Summary
- A recent study by the Coalition for Prediction Markets indicates that Americans participated in offshore prediction markets with wagers totaling up to $34 billion over a year.
- The report estimates that around 30% of Polymarket's trading volume during this timeframe was contributed by U.S. users.
- By 2030, the volume of U.S. trading on these offshore platforms could potentially reach $133 billion, according to the study's projections.
According to a study commissioned by the Coalition for Prediction Markets, Americans accounted for as much as $34 billion in trading activity on offshore prediction markets within the 12-month period concluding in April 2026. This coalition includes regulated market operators such as Kalshi, Crypto.com, and Coinbase.
The research, conducted by Harry Crane, a professor at Rutgers and a member of the CFTC Innovation Advisory Committee, compared activity on offshore platforms—those not allowing U.S. users and unregulated by the CFTC—with platforms serving only U.S. or only non-U.S. users.
The study estimates that between 12.5% and 31.5% of total U.S. prediction market activity, encompassing both regulated and unregulated platforms, occurs on these offshore sites.
Furthermore, based on current growth forecasts in the industry, U.S. involvement in offshore prediction markets could reach an estimated annual volume of $133 billion by 2030, assuming the market shares between regulated and offshore platforms remain constant.
@HarryDCrane examined the largest offshore prediction market platforms that are not allowed to serve U.S. users.
He discovered that between $11 billion and $34 billion in offshore prediction market activities is attributed to U.S. participants.
This estimate is considered conservative.
These platforms are not…
— Coalition for Prediction Markets (@PredictAction) June 11, 2026
The analysis highlighted Polymarket, the largest offshore platform, which estimates that U.S. users contributed approximately $10.6 billion to $26.7 billion of its total trading volume of $55.6 billion in the past year, despite being technically barred from the platform.
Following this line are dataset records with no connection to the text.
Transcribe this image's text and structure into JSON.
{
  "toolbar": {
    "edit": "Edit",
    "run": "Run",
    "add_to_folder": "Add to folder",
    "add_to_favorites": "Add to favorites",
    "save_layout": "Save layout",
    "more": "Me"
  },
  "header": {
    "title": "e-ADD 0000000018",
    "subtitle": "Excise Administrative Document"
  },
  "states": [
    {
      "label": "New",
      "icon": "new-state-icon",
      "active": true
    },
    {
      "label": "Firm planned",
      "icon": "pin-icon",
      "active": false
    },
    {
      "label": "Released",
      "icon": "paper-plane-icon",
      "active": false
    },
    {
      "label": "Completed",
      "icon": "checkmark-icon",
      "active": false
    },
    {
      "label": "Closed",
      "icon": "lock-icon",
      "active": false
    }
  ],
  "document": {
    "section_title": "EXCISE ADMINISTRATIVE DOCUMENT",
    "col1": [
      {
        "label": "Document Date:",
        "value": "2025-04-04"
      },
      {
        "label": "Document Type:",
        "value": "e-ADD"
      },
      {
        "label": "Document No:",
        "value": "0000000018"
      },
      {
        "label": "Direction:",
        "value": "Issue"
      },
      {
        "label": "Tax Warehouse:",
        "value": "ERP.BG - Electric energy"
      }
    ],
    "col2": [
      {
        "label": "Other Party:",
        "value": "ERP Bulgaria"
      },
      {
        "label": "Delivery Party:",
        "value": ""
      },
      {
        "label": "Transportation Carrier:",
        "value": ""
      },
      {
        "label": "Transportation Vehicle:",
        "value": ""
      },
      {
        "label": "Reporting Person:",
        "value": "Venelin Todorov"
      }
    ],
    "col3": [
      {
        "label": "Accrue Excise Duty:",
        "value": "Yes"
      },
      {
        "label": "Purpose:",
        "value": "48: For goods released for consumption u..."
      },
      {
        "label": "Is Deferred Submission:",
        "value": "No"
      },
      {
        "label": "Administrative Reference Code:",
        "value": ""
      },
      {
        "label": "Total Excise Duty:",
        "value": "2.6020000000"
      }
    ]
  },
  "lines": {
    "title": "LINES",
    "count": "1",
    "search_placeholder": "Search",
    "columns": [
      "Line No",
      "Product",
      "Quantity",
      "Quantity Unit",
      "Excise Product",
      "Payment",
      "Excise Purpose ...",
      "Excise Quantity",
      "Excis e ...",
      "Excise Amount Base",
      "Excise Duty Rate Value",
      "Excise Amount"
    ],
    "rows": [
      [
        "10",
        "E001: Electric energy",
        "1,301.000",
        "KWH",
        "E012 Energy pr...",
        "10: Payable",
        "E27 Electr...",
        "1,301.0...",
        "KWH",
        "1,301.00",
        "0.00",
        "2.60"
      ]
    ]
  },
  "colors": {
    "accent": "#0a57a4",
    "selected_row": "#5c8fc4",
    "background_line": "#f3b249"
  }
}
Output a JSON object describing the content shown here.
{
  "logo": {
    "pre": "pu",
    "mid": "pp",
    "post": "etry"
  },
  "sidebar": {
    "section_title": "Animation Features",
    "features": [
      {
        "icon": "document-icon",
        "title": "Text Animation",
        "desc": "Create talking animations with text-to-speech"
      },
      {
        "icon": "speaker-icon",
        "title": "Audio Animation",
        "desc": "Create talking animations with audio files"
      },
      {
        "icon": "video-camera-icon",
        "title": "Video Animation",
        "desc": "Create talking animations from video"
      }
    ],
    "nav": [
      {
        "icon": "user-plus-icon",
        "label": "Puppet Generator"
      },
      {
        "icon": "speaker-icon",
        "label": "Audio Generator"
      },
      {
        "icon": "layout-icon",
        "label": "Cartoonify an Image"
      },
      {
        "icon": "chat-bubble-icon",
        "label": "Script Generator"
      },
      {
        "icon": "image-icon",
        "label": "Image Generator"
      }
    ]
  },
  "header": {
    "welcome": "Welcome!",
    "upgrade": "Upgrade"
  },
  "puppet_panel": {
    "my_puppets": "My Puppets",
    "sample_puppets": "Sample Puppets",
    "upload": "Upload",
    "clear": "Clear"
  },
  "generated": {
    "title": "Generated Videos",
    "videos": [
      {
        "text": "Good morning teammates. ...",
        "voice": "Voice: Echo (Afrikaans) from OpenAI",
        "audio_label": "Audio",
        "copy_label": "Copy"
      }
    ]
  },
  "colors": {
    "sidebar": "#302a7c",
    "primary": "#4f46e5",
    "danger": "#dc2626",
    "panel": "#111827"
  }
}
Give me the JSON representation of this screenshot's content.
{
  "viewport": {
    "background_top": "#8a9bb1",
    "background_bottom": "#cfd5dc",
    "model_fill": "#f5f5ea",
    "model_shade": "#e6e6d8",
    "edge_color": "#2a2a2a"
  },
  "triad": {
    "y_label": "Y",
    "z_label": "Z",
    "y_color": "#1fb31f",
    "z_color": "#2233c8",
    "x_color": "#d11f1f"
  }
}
This platform was pushed offshore by the CFTC in 2022, but it received a green light to operate in the U.S. last fall. Since then, it has gradually launched its regulated Polymarket U.S. platform, although the study did not separate volume data due to reliability issues.
Data from a Dune dashboard indicates that the regulated U.S. version of Polymarket has recorded around $5 billion in notional volumes to date.
A spokesperson for Polymarket did not respond promptly to a request for comment from Decrypt.
While Polymarket was the largest offshore market analyzed, the study also included data from other unregulated platforms such as Opinion, Predict, Limitless, and Myriad. (Note: Myriad is a product of Decrypt’s parent company, Dastan).
The Coalition, comprised of regulated prediction market operators, views this trend as a significant issue, as offshore markets lack the regulatory standards that govern U.S. platforms.
“Americans are utilizing VPNs to access unregulated offshore prediction market platforms that offer contracts on sensitive topics,” the Coalition posted on X. “Now, we have a clearer picture of the size of this market.”
“These platforms do not adhere to the same customer verification protocols, anti-money laundering measures, or market integrity oversight that protect American traders,” it added.
Although the CFTC introduced new regulations on Wednesday that would ban betting on war or assassination outcomes, it has faced challenges and scrutiny in recent months as states and lawmakers push back against its regulatory authority and the expanding scope of prediction markets.
New CFTC Chairman Mike Selig has firmly maintained the agency's jurisdiction over these platforms, stating “see you in court” back in February as states began to contest the regulator's authority.
Earlier this week, Democratic Senator Elizabeth Warren requested clarification regarding the CFTC's oversight, expressing concerns about whether it could effectively regulate prediction markets amid significant workforce reductions.